MHP Birkez Daha Haklı Çıktı
Öyle anlaşılıyor ki PKK bu kez daha da aceleci davranmak istiyor. Zira bir taraftan Barzani'nin ev sahipliğinde toplanacak "Kürt Ulusal Kongresi'nde" elinin daha güçlü olmasını hedefliyor, diğer yandan da Suriye'deki gelişmeler ışığında PYD ayağı ile özerk bir bölge kazanmanın hesaplarını yapıyor. Yerel seçimler oldukça yaklaştığından AKP'yi de elini çabuk tutması için zorluyor ve AKP sayesinde elde ettiği kazanımlar nedeniyle de taleplerinin yerine getirileceğini biliyorlar.

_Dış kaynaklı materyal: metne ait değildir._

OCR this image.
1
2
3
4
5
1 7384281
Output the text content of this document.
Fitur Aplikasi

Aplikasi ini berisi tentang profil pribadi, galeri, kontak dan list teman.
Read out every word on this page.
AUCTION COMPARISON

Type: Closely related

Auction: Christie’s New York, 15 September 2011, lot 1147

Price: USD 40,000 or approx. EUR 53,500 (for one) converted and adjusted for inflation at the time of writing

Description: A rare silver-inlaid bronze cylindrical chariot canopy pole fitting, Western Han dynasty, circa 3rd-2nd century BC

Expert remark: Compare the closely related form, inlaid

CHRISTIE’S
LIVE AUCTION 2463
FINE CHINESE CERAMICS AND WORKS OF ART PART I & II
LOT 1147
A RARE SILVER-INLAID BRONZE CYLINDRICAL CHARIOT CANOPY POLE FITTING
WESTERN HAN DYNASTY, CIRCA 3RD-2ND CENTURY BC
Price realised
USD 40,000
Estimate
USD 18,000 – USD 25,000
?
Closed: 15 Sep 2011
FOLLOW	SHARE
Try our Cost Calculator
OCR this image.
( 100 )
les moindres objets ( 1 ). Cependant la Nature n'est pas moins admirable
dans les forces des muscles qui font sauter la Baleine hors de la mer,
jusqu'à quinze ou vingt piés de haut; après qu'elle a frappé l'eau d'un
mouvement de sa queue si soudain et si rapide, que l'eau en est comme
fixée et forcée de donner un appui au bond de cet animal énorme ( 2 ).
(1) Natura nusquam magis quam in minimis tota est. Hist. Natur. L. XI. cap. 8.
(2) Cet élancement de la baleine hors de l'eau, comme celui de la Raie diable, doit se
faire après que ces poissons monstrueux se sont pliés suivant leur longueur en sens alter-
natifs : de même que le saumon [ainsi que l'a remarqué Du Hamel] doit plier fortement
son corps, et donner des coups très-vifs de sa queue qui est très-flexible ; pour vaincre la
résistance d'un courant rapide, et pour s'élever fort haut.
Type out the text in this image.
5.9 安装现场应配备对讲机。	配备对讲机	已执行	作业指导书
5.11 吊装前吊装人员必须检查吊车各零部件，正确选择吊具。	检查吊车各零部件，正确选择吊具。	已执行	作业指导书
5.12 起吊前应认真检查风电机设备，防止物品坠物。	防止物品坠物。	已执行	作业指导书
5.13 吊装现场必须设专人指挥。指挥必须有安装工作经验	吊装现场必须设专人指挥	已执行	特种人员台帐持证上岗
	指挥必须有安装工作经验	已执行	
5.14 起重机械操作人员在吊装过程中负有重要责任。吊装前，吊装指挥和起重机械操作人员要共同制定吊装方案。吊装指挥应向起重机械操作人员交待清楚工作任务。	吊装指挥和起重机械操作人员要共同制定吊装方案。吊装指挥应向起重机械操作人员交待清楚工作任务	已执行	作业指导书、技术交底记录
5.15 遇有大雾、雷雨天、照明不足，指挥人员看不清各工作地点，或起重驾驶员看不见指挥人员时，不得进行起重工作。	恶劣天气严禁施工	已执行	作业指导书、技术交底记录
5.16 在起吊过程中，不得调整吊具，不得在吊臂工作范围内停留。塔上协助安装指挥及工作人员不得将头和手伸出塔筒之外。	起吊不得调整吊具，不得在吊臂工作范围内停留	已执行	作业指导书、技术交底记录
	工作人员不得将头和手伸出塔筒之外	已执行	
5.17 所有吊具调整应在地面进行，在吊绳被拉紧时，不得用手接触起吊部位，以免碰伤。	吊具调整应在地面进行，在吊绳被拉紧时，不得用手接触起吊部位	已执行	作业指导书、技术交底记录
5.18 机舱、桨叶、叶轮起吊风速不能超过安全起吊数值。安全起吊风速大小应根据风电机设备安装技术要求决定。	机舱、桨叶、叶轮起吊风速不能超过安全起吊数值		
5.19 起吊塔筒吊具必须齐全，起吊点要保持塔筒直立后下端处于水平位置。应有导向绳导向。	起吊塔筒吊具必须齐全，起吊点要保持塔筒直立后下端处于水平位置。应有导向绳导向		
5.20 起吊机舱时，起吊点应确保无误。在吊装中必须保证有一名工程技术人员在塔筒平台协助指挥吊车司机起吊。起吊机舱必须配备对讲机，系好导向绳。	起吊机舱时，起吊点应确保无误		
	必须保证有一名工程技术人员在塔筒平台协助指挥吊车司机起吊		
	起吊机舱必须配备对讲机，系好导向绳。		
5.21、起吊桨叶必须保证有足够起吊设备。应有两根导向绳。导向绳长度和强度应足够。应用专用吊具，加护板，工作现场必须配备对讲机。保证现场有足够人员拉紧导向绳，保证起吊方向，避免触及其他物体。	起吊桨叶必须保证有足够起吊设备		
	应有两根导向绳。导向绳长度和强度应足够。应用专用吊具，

Çekilmeyi göstermelik bir düzeyde tutan, buna karşılık özellikle kent merkezlerinde yeniden yapılanma yolunu seçerek hain emellerini daha geniş bir satha yaymak ve nihayetinde meseleyi iç çatışma ortamına taşımak isteyen PKK'nın durumu, cinin şişeden çıktığının görülmesini sağlıyor.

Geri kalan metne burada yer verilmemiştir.